Load balancers distribute traffic across healthy instances. L4 load balancers route at the TCP or UDP level and are fast and generic. L7 load balancers understand HTTP paths, headers, cookies, and hostnames, so they can route /api differently from /static or send premium tenants to isolated pools.

CDNs serve cacheable content from edge locations near users. They are excellent for images, video, JavaScript, downloads, and sometimes API responses with short TTLs. A pull CDN fetches from origin on first miss; a push CDN receives content proactively. Always mention Cache-Control, TTLs, invalidation, and the danger of caching personalized or price-sensitive data incorrectly.

Caching keeps frequently accessed data in fast storage. Common patterns:

Cache-aside: application checks cache, then database, then writes cache.
Read-through: cache layer knows how to load missing data.
Write-through: writes go to cache and database together.
Write-behind: cache accepts writes and flushes later, trading durability for speed.

Use caches for hot, repeatable reads. Avoid caching everything; memory is finite and stale data can be worse than slower data.

Monolith, Services, And CAP

A monolith is often the right starting point: one deployable unit, one database, simple debugging, and fewer network failures. Microservices help when independent teams need separate deployment, scaling, ownership, or data boundaries. A distributed monolith is the worst middle ground: many services that still require coordinated releases and shared databases.

CAP says that under a network partition, a distributed system must choose between consistency and availability. Partition tolerance is not optional once the system spans machines. CP systems prefer correctness during partitions, often rejecting or delaying requests. AP systems prefer availability, accepting temporary divergence and reconciling later.

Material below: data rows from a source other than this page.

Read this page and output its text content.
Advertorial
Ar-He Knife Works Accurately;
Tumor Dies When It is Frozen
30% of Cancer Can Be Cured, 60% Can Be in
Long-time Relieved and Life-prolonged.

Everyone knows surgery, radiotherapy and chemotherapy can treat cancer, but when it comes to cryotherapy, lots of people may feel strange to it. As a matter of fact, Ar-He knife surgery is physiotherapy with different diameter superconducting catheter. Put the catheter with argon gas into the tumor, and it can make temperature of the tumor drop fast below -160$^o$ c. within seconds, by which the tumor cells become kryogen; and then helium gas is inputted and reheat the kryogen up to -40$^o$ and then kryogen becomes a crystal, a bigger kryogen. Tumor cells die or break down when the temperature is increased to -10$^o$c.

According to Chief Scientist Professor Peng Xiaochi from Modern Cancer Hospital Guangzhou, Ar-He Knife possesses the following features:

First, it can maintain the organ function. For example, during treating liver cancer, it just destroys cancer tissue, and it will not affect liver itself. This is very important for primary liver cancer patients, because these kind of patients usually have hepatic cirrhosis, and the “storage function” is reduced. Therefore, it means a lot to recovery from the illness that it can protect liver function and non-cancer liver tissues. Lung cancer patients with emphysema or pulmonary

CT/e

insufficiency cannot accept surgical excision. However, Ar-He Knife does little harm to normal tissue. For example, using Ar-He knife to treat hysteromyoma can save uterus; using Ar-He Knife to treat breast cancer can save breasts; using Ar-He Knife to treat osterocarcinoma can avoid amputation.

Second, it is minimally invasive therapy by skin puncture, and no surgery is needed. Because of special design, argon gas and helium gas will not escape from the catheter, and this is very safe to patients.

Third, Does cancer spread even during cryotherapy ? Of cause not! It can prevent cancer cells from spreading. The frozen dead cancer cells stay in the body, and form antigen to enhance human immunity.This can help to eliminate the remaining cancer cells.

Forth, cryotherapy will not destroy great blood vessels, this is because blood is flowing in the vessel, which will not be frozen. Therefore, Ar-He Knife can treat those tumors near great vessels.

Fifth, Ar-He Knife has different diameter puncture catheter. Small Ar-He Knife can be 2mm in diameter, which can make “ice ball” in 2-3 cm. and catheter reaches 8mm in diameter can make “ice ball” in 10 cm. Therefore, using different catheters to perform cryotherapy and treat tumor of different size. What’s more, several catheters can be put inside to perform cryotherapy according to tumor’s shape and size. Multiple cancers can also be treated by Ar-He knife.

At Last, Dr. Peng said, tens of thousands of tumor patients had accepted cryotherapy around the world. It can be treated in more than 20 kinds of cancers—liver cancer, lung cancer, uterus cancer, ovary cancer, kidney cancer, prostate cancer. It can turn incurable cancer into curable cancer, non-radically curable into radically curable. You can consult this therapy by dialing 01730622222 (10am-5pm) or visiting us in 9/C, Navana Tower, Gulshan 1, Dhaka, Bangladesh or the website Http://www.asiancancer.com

In interviews, connect CAP to product behavior:

Payments, inventory reservations, and permissions usually lean CP.
Feeds, likes, analytics, and presence often lean AP.

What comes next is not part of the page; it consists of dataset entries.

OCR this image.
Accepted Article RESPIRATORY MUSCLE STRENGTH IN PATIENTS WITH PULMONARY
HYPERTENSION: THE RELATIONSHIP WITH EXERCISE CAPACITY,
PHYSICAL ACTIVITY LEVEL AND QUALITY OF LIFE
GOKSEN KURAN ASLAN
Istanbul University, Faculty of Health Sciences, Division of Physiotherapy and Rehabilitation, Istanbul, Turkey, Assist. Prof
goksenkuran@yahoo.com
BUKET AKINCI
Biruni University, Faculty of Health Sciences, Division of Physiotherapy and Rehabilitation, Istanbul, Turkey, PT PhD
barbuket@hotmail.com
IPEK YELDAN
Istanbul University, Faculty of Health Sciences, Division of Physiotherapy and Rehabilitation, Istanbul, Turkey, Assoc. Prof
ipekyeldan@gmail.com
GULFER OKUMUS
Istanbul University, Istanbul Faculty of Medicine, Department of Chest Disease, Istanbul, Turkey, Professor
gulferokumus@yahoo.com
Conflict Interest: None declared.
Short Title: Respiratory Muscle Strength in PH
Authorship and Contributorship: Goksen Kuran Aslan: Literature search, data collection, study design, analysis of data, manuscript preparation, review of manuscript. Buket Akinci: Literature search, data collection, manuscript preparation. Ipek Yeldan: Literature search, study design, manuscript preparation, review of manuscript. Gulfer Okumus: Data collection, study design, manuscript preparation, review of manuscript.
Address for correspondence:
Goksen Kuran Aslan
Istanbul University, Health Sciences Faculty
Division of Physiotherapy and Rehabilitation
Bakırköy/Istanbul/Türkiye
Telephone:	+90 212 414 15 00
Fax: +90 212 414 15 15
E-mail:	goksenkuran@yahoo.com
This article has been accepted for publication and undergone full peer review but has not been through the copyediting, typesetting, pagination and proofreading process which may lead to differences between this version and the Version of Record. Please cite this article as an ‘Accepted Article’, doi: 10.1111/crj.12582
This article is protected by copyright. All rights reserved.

Walkthrough: URL Shortener

Requirements: create short links, redirect short links, support custom aliases, expire links, and show basic analytics. Assume 10 million new links per day, 100 million redirects per day, 6,000 peak redirect QPS, and a 99.9 percent redirect SLO under 100 ms.

APIs:

POST /links
GET /{code}
GET /links/{code}/stats

Data model:

Table	Key fields
links	code, long_url, owner_id, created_at, expires_at
click_events	code, timestamp, country, referrer, user_agent

Architecture: an L7 load balancer routes create and redirect traffic to stateless API servers. Link metadata lives in a durable SQL database or key-value store. Redis caches hot code-to-URL mappings. A CDN or edge worker can cache permanent redirects for public links with short TTLs. Click events go to a queue so redirects are not slowed by analytics writes.

Code generation: use a 64-bit ID from a sequence or ID service and encode it in Base62. This avoids random collision loops. Custom aliases require a uniqueness check.

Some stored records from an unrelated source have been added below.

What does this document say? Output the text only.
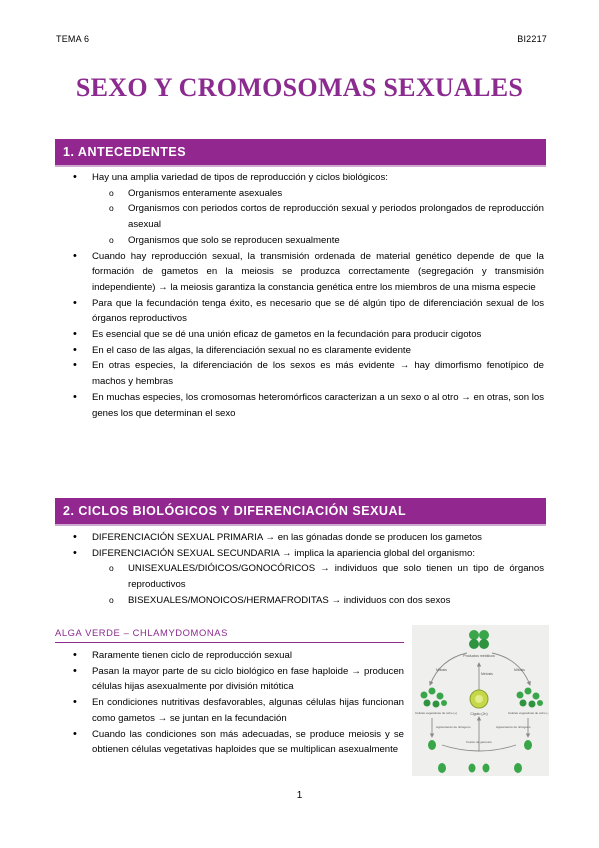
TEMA 6	BI2217
SEXO Y CROMOSOMAS SEXUALES
1. ANTECEDENTES
• Hay una amplia variedad de tipos de reproducción y ciclos biológicos:
o Organismos enteramente asexuales
o Organismos con periodos cortos de reproducción sexual y periodos prolongados de reproducción asexual
o Organismos que solo se reproducen sexualmente
• Cuando hay reproducción sexual, la transmisión ordenada de material genético depende de que la formación de gametos en la meiosis se produzca correctamente (segregación y transmisión independiente) → la meiosis garantiza la constancia genética entre los miembros de una misma especie
• Para que la fecundación tenga éxito, es necesario que se dé algún tipo de diferenciación sexual de los órganos reproductivos
• Es esencial que se dé una unión eficaz de gametos en la fecundación para producir cigotos
• En el caso de las algas, la diferenciación sexual no es claramente evidente
• En otras especies, la diferenciación de los sexos es más evidente → hay dimorfismo fenotípico de machos y hembras
• En muchas especies, los cromosomas heteromórficos caracterizan a un sexo o al otro → en otras, son los genes los que determinan el sexo
2. CICLOS BIOLÓGICOS Y DIFERENCIACIÓN SEXUAL
• DIFERENCIACIÓN SEXUAL PRIMARIA → en las gónadas donde se producen los gametos
• DIFERENCIACIÓN SEXUAL SECUNDARIA → implica la apariencia global del organismo:
o UNISEXUALES/DIÓICOS/GONOCÓRICOS → individuos que solo tienen un tipo de órganos reproductivos
o BISEXUALES/MONOICOS/HERMAFRODITAS → individuos con dos sexos
ALGA VERDE – CHLAMYDOMONAS
• Raramente tienen ciclo de reproducción sexual
• Pasan la mayor parte de su ciclo biológico en fase haploide → producen células hijas asexualmente por división mitótica
• En condiciones nutritivas desfavorables, algunas células hijas funcionan como gametos → se juntan en la fecundación
• Cuando las condiciones son más adecuadas, se produce meiosis y se obtienen células vegetativas haploides que se multiplican asexualmente
Productos meióticos
Mitosis	Mitosis
Meiosis
Cigoto (2n)
Células vegetativas de cebo (+)	Células vegetativas de cebo (−)
Agotamiento de nitrógeno	Agotamiento de nitrógeno
Fusión de gametos
1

Trade-offs: SQL is simpler for ownership, expiration, and custom aliases. A key-value store is faster for redirects at very high scale. Analytics should be eventually consistent; redirect correctness matters more than real-time stats.

Failure behavior: if Redis is down, read from the database and degrade latency. If analytics queue is down, sample or drop click events after logging the incident. If the database is down, redirects for cached hot links can continue until TTL expiry, but new link creation should fail clearly.

Design Checklist

Define the user promise and failure mode.
Estimate reads, writes, storage, peak QPS, and bandwidth.
Decide which data must be strongly consistent and which can be eventual.
Add load balancing, caching, CDN, and database choices only after the sizing.
State one fallback per dependency.

Interview Practice

Estimate QPS and storage for a URL shortener with 50 million daily redirects.
Why would you use Base62 IDs instead of random short codes?
Which parts of a URL shortener can be cached at the CDN?
When would a URL shortener choose a key-value store over PostgreSQL?
Explain CP versus AP using link creation and click analytics.
What changes when one short link receives 20 percent of all traffic?
How would you keep redirects working during a database outage?